This project has moved and is read-only. For the latest updates, please go here.

HAP Swallows HTML Attributes with Un-Encoded GT/LT Chars

Topics: Developer Forum
Nov 30, 2009 at 7:52 AM
Edited Nov 30, 2009 at 7:52 AM

I use HAP to parse HTML output on the fly from an ASP.NET filter I developed called Secure Parameter Filter (SPF).  An SPF user pointed out an odd scenario that I figured I would post here to get an official response.  Essentially the text from an asp:linkbutton was being swallowed when it contained an un-encoded < or > character. 

For example, the following code:

<asp:LinkButton ID="Foo" runat="server" Text="< BAR" Font-Size="8" Font-Bold="true"></asp:LinkButton>

normally produces the following HTML: 

<a id="Foo" href="javascript:__doPostBack('Foo',')" style="font-size:8pt;font-weight:bold;"><BAR</a>

However, if the page is loaded into HAP and then rendered back out, it produces the following: 

<a id="Foo" href="javascript:__doPostBack('Foo',')" style="font-size:8pt;font-weight:bold;"><></a>

So HAP appears to be parsing the '<' in the string "< BAR" and then incorrectly "fixing" the HTML by replacing "BAR" with a '>'

The workaround I suggested was to HTML encode the '<' so that the string renders as "&lt; BAR" instead.  This worked perfectly and is arguably the way that value should have been represented in the first place, however I am curious to hear whether this is a scenario that HAP should be able to handle.  You can find the original thread here for reference. 

Dec 4, 2009 at 2:42 AM

Thanks for bringing this up -- I've run into the same issue while scraping a site that uses unencoded GT/LT in a textarea.

Very simply:

<textarea> 1 < 2 </textarea>

is parsed as:

<textarea> 1 < 2=\"\"></textarea>

Consequently, the inner text ends up as "1". DarthObiwan recently mentioned plans to make the parser more configurable. An XML file to specify parsing options for specific node types (such as "textarea - don't parse descendants") might be useful.

Dec 4, 2009 at 10:13 AM

Ok so the way XML handles < and > in it's data is by using CDATA tags. Basically whenever there is text to be put in it should be enclosed in CDATA tags. Doing that might be cheaper than having configuration options; It's just an idea.

Dec 4, 2009 at 11:14 AM

Thanks, kurtnelle, that was extremely helpful -- I should have figured there's already a built-in way to indicate parsing should be skipped.

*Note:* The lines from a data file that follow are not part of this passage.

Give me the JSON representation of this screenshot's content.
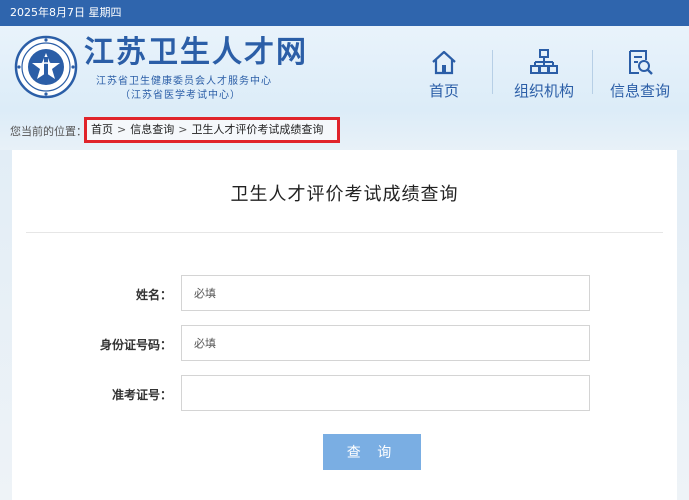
{
  "topbar": {
    "date": "2025年8月7日 星期四"
  },
  "header": {
    "title": "江苏卫生人才网",
    "subtitle1": "江苏省卫生健康委员会人才服务中心",
    "subtitle2": "（江苏省医学考试中心）",
    "nav": [
      {
        "label": "首页",
        "icon": "home-icon"
      },
      {
        "label": "组织机构",
        "icon": "org-chart-icon"
      },
      {
        "label": "信息查询",
        "icon": "search-document-icon"
      }
    ]
  },
  "breadcrumb": {
    "prefix": "您当前的位置：",
    "items": [
      "首页",
      "信息查询",
      "卫生人才评价考试成绩查询"
    ],
    "separator": ">"
  },
  "form": {
    "title": "卫生人才评价考试成绩查询",
    "fields": [
      {
        "label": "姓名：",
        "placeholder": "必填"
      },
      {
        "label": "身份证号码：",
        "placeholder": "必填"
      },
      {
        "label": "准考证号：",
        "placeholder": ""
      }
    ],
    "submit_label": "查 询"
  },
  "colors": {
    "topbar": "#2f65ad",
    "brand": "#2b5ea7",
    "highlight_border": "#e0242b",
    "button": "#7aaee3"
  }
}
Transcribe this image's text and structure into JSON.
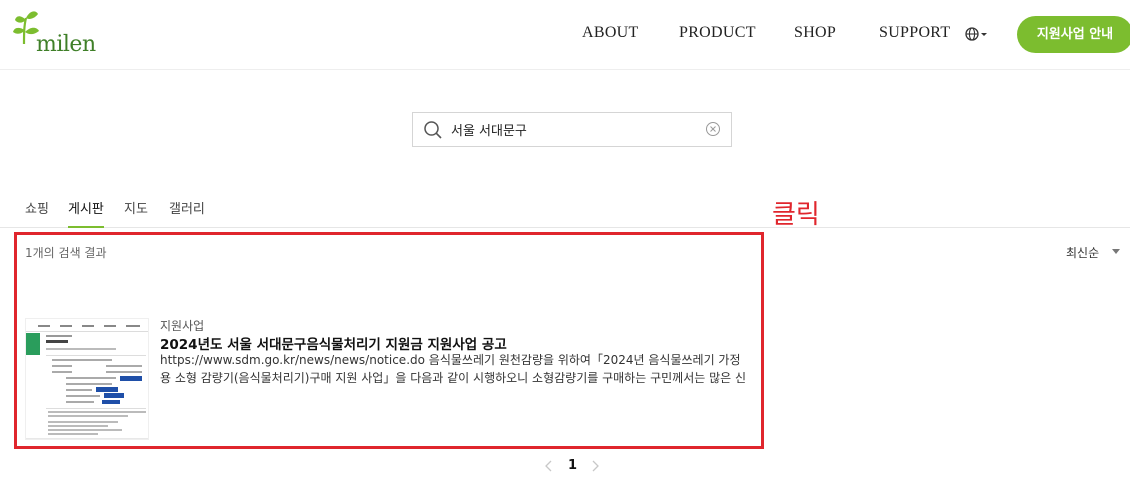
{
  "header": {
    "logo_text": "milen",
    "nav": [
      "ABOUT",
      "PRODUCT",
      "SHOP",
      "SUPPORT"
    ],
    "language_icon": "globe-icon",
    "cta_label": "지원사업 안내"
  },
  "search": {
    "value": "서울 서대문구",
    "placeholder": "",
    "search_icon": "search-icon",
    "clear_icon": "clear-icon"
  },
  "tabs": [
    {
      "label": "쇼핑",
      "active": false
    },
    {
      "label": "게시판",
      "active": true
    },
    {
      "label": "지도",
      "active": false
    },
    {
      "label": "갤러리",
      "active": false
    }
  ],
  "annotation": {
    "label": "클릭",
    "color": "#e0262d"
  },
  "results": {
    "count_text": "1개의 검색 결과",
    "sort_label": "최신순",
    "items": [
      {
        "category": "지원사업",
        "title": "2024년도 서울 서대문구음식물처리기 지원금 지원사업 공고",
        "snippet": "https://www.sdm.go.kr/news/news/notice.do 음식물쓰레기 원천감량을 위하여「2024년 음식물쓰레기 가정용 소형 감량기(음식물처리기)구매 지원 사업」을 다음과 같이 시행하오니 소형감량기를 구매하는 구민께서는 많은 신청 바랍니다. …"
      }
    ]
  },
  "pagination": {
    "prev_icon": "chevron-left-icon",
    "current": "1",
    "next_icon": "chevron-right-icon"
  },
  "colors": {
    "brand_green": "#7cbd2f",
    "logo_green": "#3f7f28",
    "annotation_red": "#e0262d"
  }
}
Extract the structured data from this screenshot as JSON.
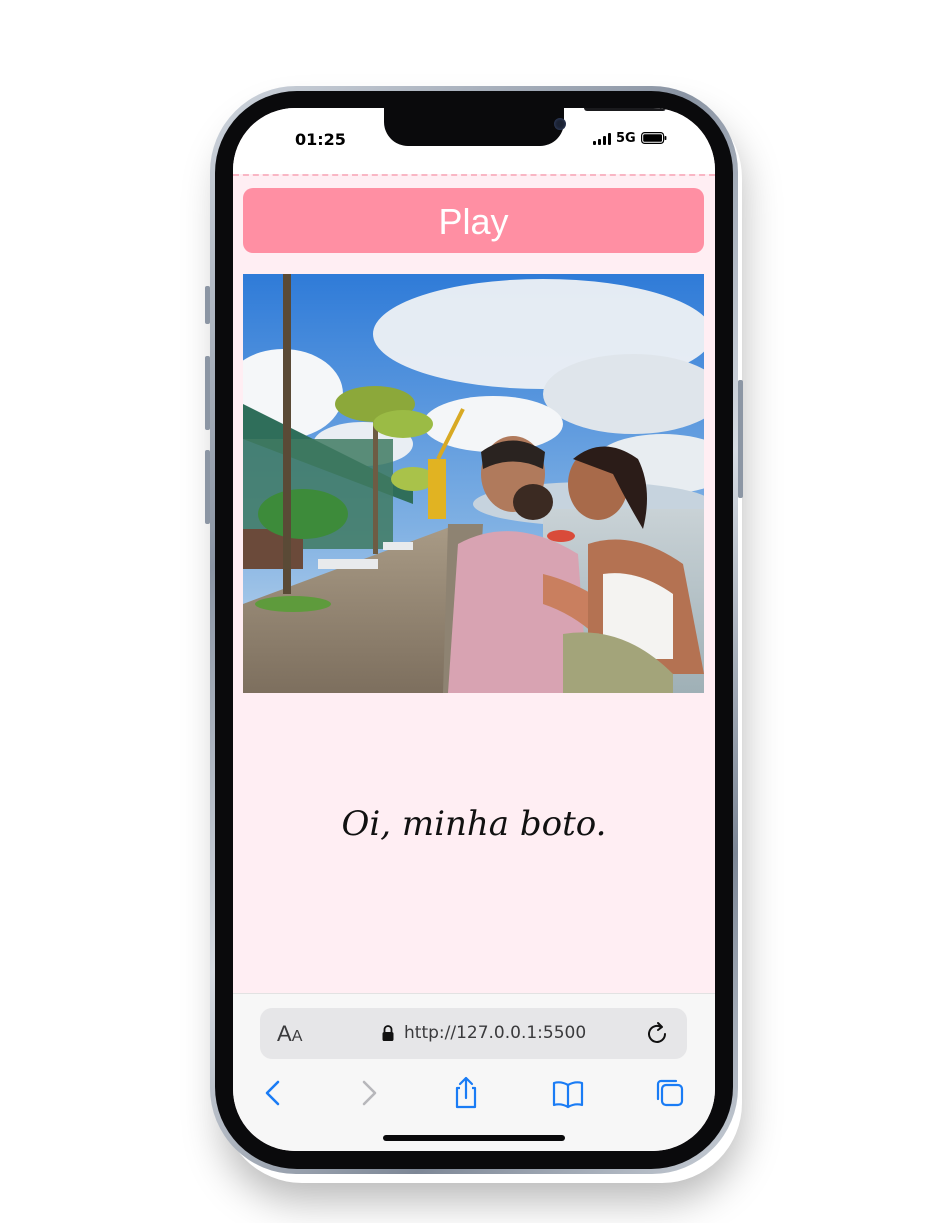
{
  "status_bar": {
    "time": "01:25",
    "network": "5G"
  },
  "page": {
    "play_label": "Play",
    "photo_alt": "Casal abraçado no cais",
    "greeting": "Oi, minha boto."
  },
  "browser": {
    "aa_label_big": "A",
    "aa_label_small": "A",
    "url": "http://127.0.0.1:5500"
  },
  "icons": {
    "back": "chevron-left-icon",
    "forward": "chevron-right-icon",
    "share": "share-icon",
    "bookmarks": "book-icon",
    "tabs": "tabs-icon",
    "reload": "reload-icon",
    "lock": "lock-icon"
  },
  "colors": {
    "play_button": "#ff8fa3",
    "page_background": "#ffeef3",
    "link_blue": "#1a7cf5"
  }
}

Searching for "CData" in the project clarified DarthObiwan's comments on the "default list of tags and their parsing options", as well as some of the other questions I skimmed over. In my case, all I needed to do was:

HtmlDocument htmlDocument = new HtmlDocument(); // initialization of the static HtmlNode.ElementsFlags occurs
HtmlNode.ElementsFlags.Add("textarea", HtmlElementFlag.CData);

and then load my document/stream. Worked perfectly.

So, bholyfield, presumably if you call:
HtmlNode.ElementsFlags.Add("a", HtmlElementFlag.CData);
before loading the HTML, "BAR" won't be replaced by ">".

Dec 23, 2009 at 5:57 PM

Hi guys,

Using unencoded < and > leads to ... unpredictible results! Although you *could* think it's predictible because you've tested it with all modern browsers :) If you want to use < and >, use HTML entities (&lt; &gt;). That's the canonical form.